Follow the build-in-public journey on Indie Hackers or X https://x.com/khoa_solo.

on June 18, 2026
  1. 1

    the SEA market read is the most underrated insight in the post and probably deserves more investment than it's getting right now. zero international marketing producing 3 organic sales a month from Vietnam, Indonesia, and the Philippines is a real signal that the content gap is wide open. curious whether you've done anything deliberate for that segment yet, localized content, presence in specific Discord servers or forums, or whether it's still purely organic discovery. that feels like the highest leverage thing in the whole plan and the post mentions it as an insight but Rule 3 reallocates effort to Server Compass instead

  2. 1

    rejecting it with actual math is the move. $15K for a local-first multi-agent tool - that's an acqui-hire price, not product value. curious what MRR multiple you landed on as your floor.

  3. 1

    I'm curious what app sent you the notification that you got a letter of intent? Is it a marketplace for early startups?

    1. 1

      It's TrustMRR marketplace

  4. 1

    The "neutral aggregator moat is structural, not temporary" point is the strongest part of this, and it generalizes well beyond coding. The model layer fragments because each vendor optimizes for its own stickiness — none are incentivized to build the cross-model layer power users actually want. That gap widens with every new model that ships.
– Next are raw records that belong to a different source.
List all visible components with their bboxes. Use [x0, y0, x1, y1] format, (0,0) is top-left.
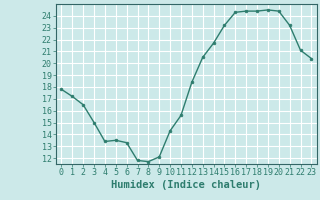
- X-axis label: Humidex (Indice chaleur): Humidex (Indice chaleur): [111, 180, 261, 190]
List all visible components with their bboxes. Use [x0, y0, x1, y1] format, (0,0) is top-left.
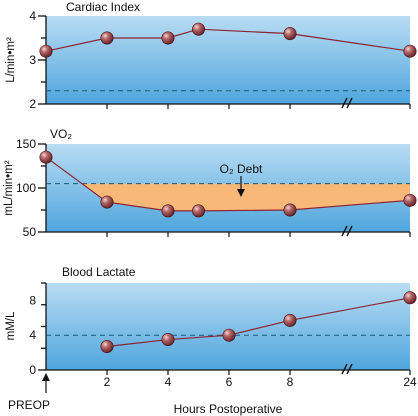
y-tick-label: 3 [29, 53, 36, 67]
y-tick-label: 100 [16, 181, 36, 195]
oxygen-debt-area [81, 183, 410, 211]
axis-break [341, 225, 353, 237]
data-point [100, 31, 114, 45]
preop-marker: PREOP [8, 373, 50, 412]
axis-break [341, 363, 353, 375]
x-tick-label: 6 [226, 375, 233, 389]
y-axis-label: mL/min•m² [3, 160, 15, 215]
y-tick-label: 4 [29, 328, 36, 342]
panel-cardiac-index: Cardiac Index L/min•m² 2 3 4 [5, 0, 417, 111]
y-tick-label: 4 [29, 9, 36, 23]
x-tick-label: 8 [287, 375, 294, 389]
annotation-o2-debt: O₂ Debt [220, 162, 263, 176]
data-point [39, 44, 53, 58]
preop-label: PREOP [8, 398, 50, 412]
panel-vo2: O₂ Debt VO₂ mL/min•m² 50 100 150 [3, 127, 417, 239]
x-tick-label: 24 [403, 375, 417, 389]
series-points [39, 150, 417, 218]
x-tick-label: 4 [165, 375, 172, 389]
data-point [39, 150, 53, 164]
data-point [403, 193, 417, 207]
y-tick-label: 0 [29, 363, 36, 377]
data-point [283, 313, 297, 327]
y-tick-label: 150 [16, 137, 36, 151]
y-axis-label: L/min•m² [5, 37, 17, 83]
axis-break [341, 97, 353, 109]
data-point [100, 195, 114, 209]
x-axis-label: Hours Postoperative [174, 402, 283, 416]
panel-blood-lactate: Blood Lactate mM/L 0 4 8 [5, 265, 417, 377]
data-point [161, 333, 175, 347]
y-axis-label: mM/L [5, 311, 17, 340]
series-points [100, 291, 417, 354]
panel-title: Blood Lactate [62, 265, 136, 279]
panel-title: VO₂ [50, 127, 72, 141]
series-line [45, 28, 411, 52]
x-tick-label: 2 [104, 375, 111, 389]
data-point [283, 203, 297, 217]
data-point [192, 22, 206, 36]
x-axis: 2 4 6 8 24 [104, 375, 417, 389]
panel-title: Cardiac Index [66, 0, 140, 14]
data-point [100, 340, 114, 354]
data-point [161, 204, 175, 218]
data-point [161, 31, 175, 45]
y-tick-label: 2 [29, 97, 36, 111]
data-point [222, 328, 236, 342]
y-tick-labels: 50 100 150 [16, 137, 36, 239]
series-points [39, 22, 417, 58]
data-point [403, 291, 417, 305]
panel-background [46, 283, 410, 370]
y-tick-label: 8 [29, 293, 36, 307]
data-point [283, 27, 297, 41]
y-tick-label: 50 [23, 225, 37, 239]
y-tick-labels: 2 3 4 [29, 9, 36, 111]
series-line [45, 156, 411, 212]
data-point [403, 44, 417, 58]
y-tick-labels: 0 4 8 [29, 293, 36, 377]
annotation-arrow [237, 176, 245, 197]
data-point [192, 204, 206, 218]
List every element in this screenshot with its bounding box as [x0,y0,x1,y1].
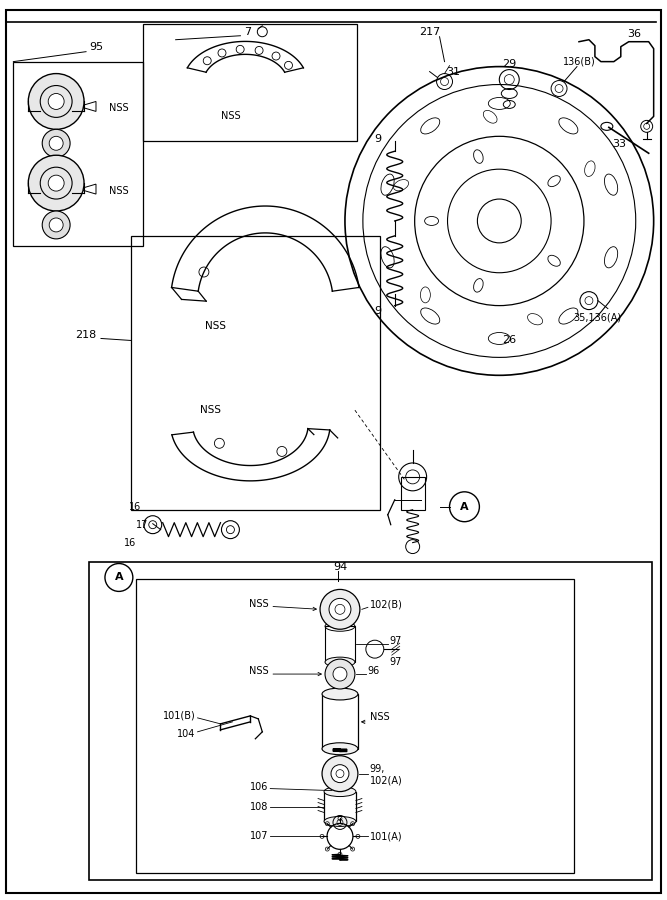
Text: 94: 94 [333,562,347,572]
Bar [322,694,358,749]
Text: NSS: NSS [109,104,129,113]
Bar [136,580,574,873]
Text: NSS: NSS [109,186,129,196]
Text: 17: 17 [136,519,149,530]
Text: 29: 29 [502,58,516,68]
Circle shape [28,155,84,211]
Ellipse shape [322,688,358,700]
Text: 35,136(A): 35,136(A) [573,312,621,322]
Circle shape [335,605,345,615]
Text: A: A [460,502,469,512]
Text: 97: 97 [390,657,402,667]
Circle shape [48,94,64,110]
Ellipse shape [324,816,356,826]
Bar [13,61,143,246]
Bar [401,477,425,509]
Text: 9: 9 [375,134,382,144]
Circle shape [40,86,72,117]
Text: 106: 106 [250,781,268,792]
Circle shape [42,130,70,158]
Text: 99,: 99, [370,764,386,774]
Circle shape [28,74,84,130]
Text: 136(B): 136(B) [562,57,596,67]
Text: 104: 104 [177,729,195,739]
Text: 101(A): 101(A) [370,832,402,842]
Text: 95: 95 [89,41,103,51]
Text: 97: 97 [390,636,402,646]
Bar [131,236,380,509]
Circle shape [320,590,360,629]
Bar [325,626,355,662]
Circle shape [42,211,70,239]
Text: 16: 16 [129,502,141,512]
Circle shape [49,136,63,150]
Circle shape [331,765,349,783]
Text: NSS: NSS [221,112,240,122]
Circle shape [325,659,355,689]
Text: 26: 26 [502,336,516,346]
Text: 102(B): 102(B) [370,599,403,609]
Bar [324,792,356,822]
Text: 7: 7 [244,27,251,37]
Ellipse shape [324,787,356,796]
Circle shape [48,176,64,191]
Circle shape [322,756,358,792]
Text: 33: 33 [612,140,626,149]
Bar [143,23,357,141]
Text: 16: 16 [123,537,136,547]
Text: A: A [115,572,123,582]
Text: 101(B): 101(B) [163,711,195,721]
Text: 102(A): 102(A) [370,776,403,786]
Text: 217: 217 [419,27,440,37]
Text: 31: 31 [446,67,460,76]
Text: NSS: NSS [249,666,268,676]
Text: NSS: NSS [249,599,268,609]
Bar [89,562,652,880]
Text: NSS: NSS [200,405,221,415]
Ellipse shape [325,657,355,667]
Circle shape [329,598,351,620]
Text: NSS: NSS [370,712,390,722]
Circle shape [333,667,347,681]
Text: 108: 108 [250,802,268,812]
Text: 218: 218 [75,330,97,340]
Text: NSS: NSS [205,320,226,330]
Circle shape [49,218,63,232]
Text: 36: 36 [627,29,641,39]
Circle shape [40,167,72,199]
Ellipse shape [322,742,358,755]
Text: 96: 96 [368,666,380,676]
Text: 107: 107 [249,832,268,842]
Text: 9: 9 [375,306,382,316]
    I'm on the chat side of this same thesis as a user — I run MultipleChat to keep GPT, Claude and Gemini in one place — so point #1 hit home: every new model launch is a growth event for the neutral layer, not a threat. One thing I'd flag from the user side: "neutral" is a position you have to keep earning. The moment a tool takes a vendor relationship or defaults to one model, the value leaks — your BYOK + one-time pricing protects that better than most.

    Also a sharp call separating the focus problem from the sell problem. Selling the growing tile to buy attention is solving the wrong variable.

    1. 1

      Totally agree coz we are doing the aggregator approach

  5. 1

    This framework is exactly what I needed today.

    I'm earlier stage — solo founder, just getting started, a few products in various states of done. But the line "I was considering selling a growing asset to solve an attention problem" stopped me cold. That's precisely the trap I was about to walk into.

    I'm building a personal OS dashboard — built specifically around my own workflow, which runs on manic sprints, low-day research, and normal-day QA. It's proprietary, it's weird, and there's nothing else like it on the market. I've been pondering selling it once it's ready because that's what I do — I build and package things. But the truth is I need it. It's the backbone of how I operate.

    Your conviction inventory reframe is the thing that clarifies it. The fear is "someone will pay good money for this." The conviction is "nothing else does what this does for how my brain works, and I can't replace it."

    Keeping it. Thanks for writing this out properly instead of just saying follow your passion.

    1. 1

      Thanks for your kind words. I think if you found something you're working on it daily and love using it. You must keep it. I'm working on many projects, but none of them I use daily like this 1DevTool app. So I can be depressed if I sold it too early like this.

      I think you will have the same feeling with your OS dashboard

  6. 1

    What stood out to me wasn't the $15K offer or even the decision to reject it.

    It was how easy it is for a founder to become more certain as the story gets more coherent.

    Sometimes the risk isn't selling too early.

    It's becoming confident for the wrong reason.

    Curious how you'd know the difference six months from now.

    1. 1

      I hope I can increase the revenue to $3k/month (10x from now)

      1. 1

        Makes sense.

        The reason I asked is that revenue growth and confidence don't always move together.

        Sometimes six months later the outcome looks right even though the lesson behind it wasn't.

        That's what makes these situations interesting to watch.